In my life I went though different phases especially during my teenage and university years where I got the pleasure (yes pleasure!) of experiencing major wins and loses, pain and love, panic, anxiety and joy. I got to experience brief moments of major successes and major failures, or learnings as I call them nowadays (my amazing beautiful failures). I went through school aiming for the feeling of achievement, got my engineering and business degrees from university and really worked hard to be the best I could be in my chosen field of expertise. As a high achiever I aimed and succeeded in getting a great jobs working in the challenging male dominated energy industry and I also got to play volleyball at a professional level in my country.
Yet instead of focusing on these major WINS I now see they are, I was always focussing on the ‘I should have done better, I could have done more’. So being a person that perseveres to the point of absolute craziness that never rests until I find what I am looking for, I searched and searched… and yes searched some more, even though I was still wearing my so called ‘chosen by my parents’ glasses. I was feeling comfortable wearing them, maybe even wondered sometimes, why do I keep looking for more.
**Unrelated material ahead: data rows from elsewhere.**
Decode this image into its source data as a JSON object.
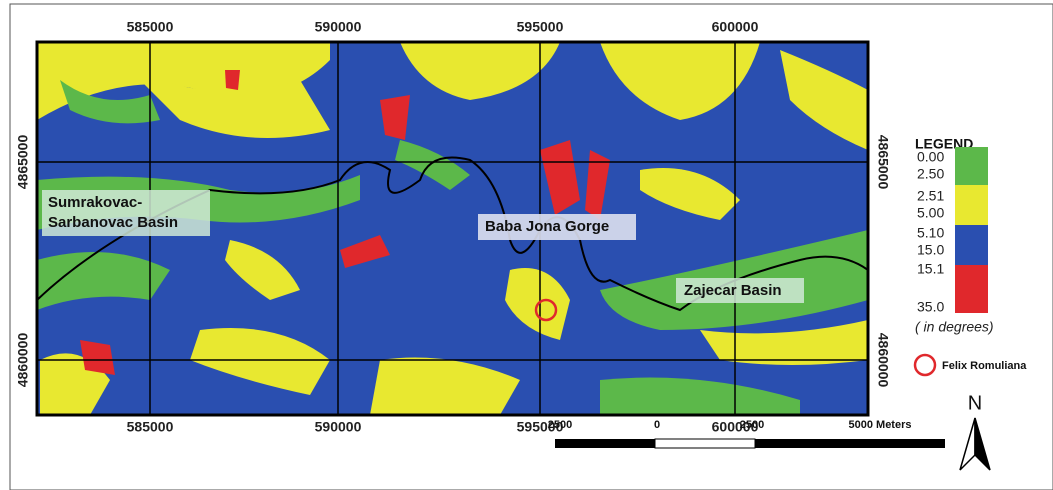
{
  "map": {
    "x_ticks_top": [
      "585000",
      "590000",
      "595000",
      "600000"
    ],
    "x_ticks_bottom": [
      "585000",
      "590000",
      "595000",
      "600000"
    ],
    "y_ticks_left": [
      "4865000",
      "4860000"
    ],
    "y_ticks_right": [
      "4865000",
      "4860000"
    ],
    "places": [
      {
        "lines": [
          "Sumrakovac-",
          "Sarbanovac Basin"
        ]
      },
      {
        "lines": [
          "Baba Jona Gorge"
        ]
      },
      {
        "lines": [
          "Zajecar Basin"
        ]
      }
    ],
    "legend": {
      "title": "LEGEND",
      "classes": [
        {
          "from": "0.00",
          "to": "2.50"
        },
        {
          "from": "2.51",
          "to": "5.00"
        },
        {
          "from": "5.10",
          "to": "15.0"
        },
        {
          "from": "15.1",
          "to": "35.0"
        }
      ],
      "unit": "( in degrees)",
      "marker_label": "Felix Romuliana"
    },
    "scale": {
      "labels": [
        "2500",
        "0",
        "2500",
        "5000 Meters"
      ]
    },
    "north": "N"
  }
}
Well, you see, I was wearing a set of glasses that complied to the specification I was given by my parents and the society i grew up in, yet why couldn’ t I see right? My surrounding kept asking me: What more do you want’, ‘Why can’t you be satisfied with your life?’ and always something wasn’t just adding up. I kept doubting myself, asking for direction from others, asking for an invincible hand to ‘save me’ from failing, to choose for me and to make me ME. And i kept asking, and asking…
They say that when the student is ready, the teacher appears! Well, mine came to me in the form of a coach and for this I am forever grateful. And to keep using the analogy, that’ s when I entered a shop that was offering the type of glasses that made me see the world with a different kind of brightness, a different kind of focus, a different kind of reality full of possibilities and opportunities to create the kind of miracles and opportunities i always knew I could and will create! The right pair of glasses gave me a chance to see ME.
People became more friendly and kind, more attractive, more joyful and calm and there was a creative FLOW! The kind of flow where you allow yourself to trust yourself more, the kind that allows you to be you, to embrace your uniqueness, that aligns you with a higher power (your higher self for those who believe there is something more than just us) and the one that allows you to take the risks you always wanted to take, yet were afraid to do so. The trust to be the ‘YOU’ kind of way!
That is when the journey just begun. As i became a coach myself, i got to experience the joy of trusting the process, trusting myself, my surrounding and to provide a safe space for others to allow themselves to trust the process and to trust their selves. And all of these came to be with the right pair of glasses!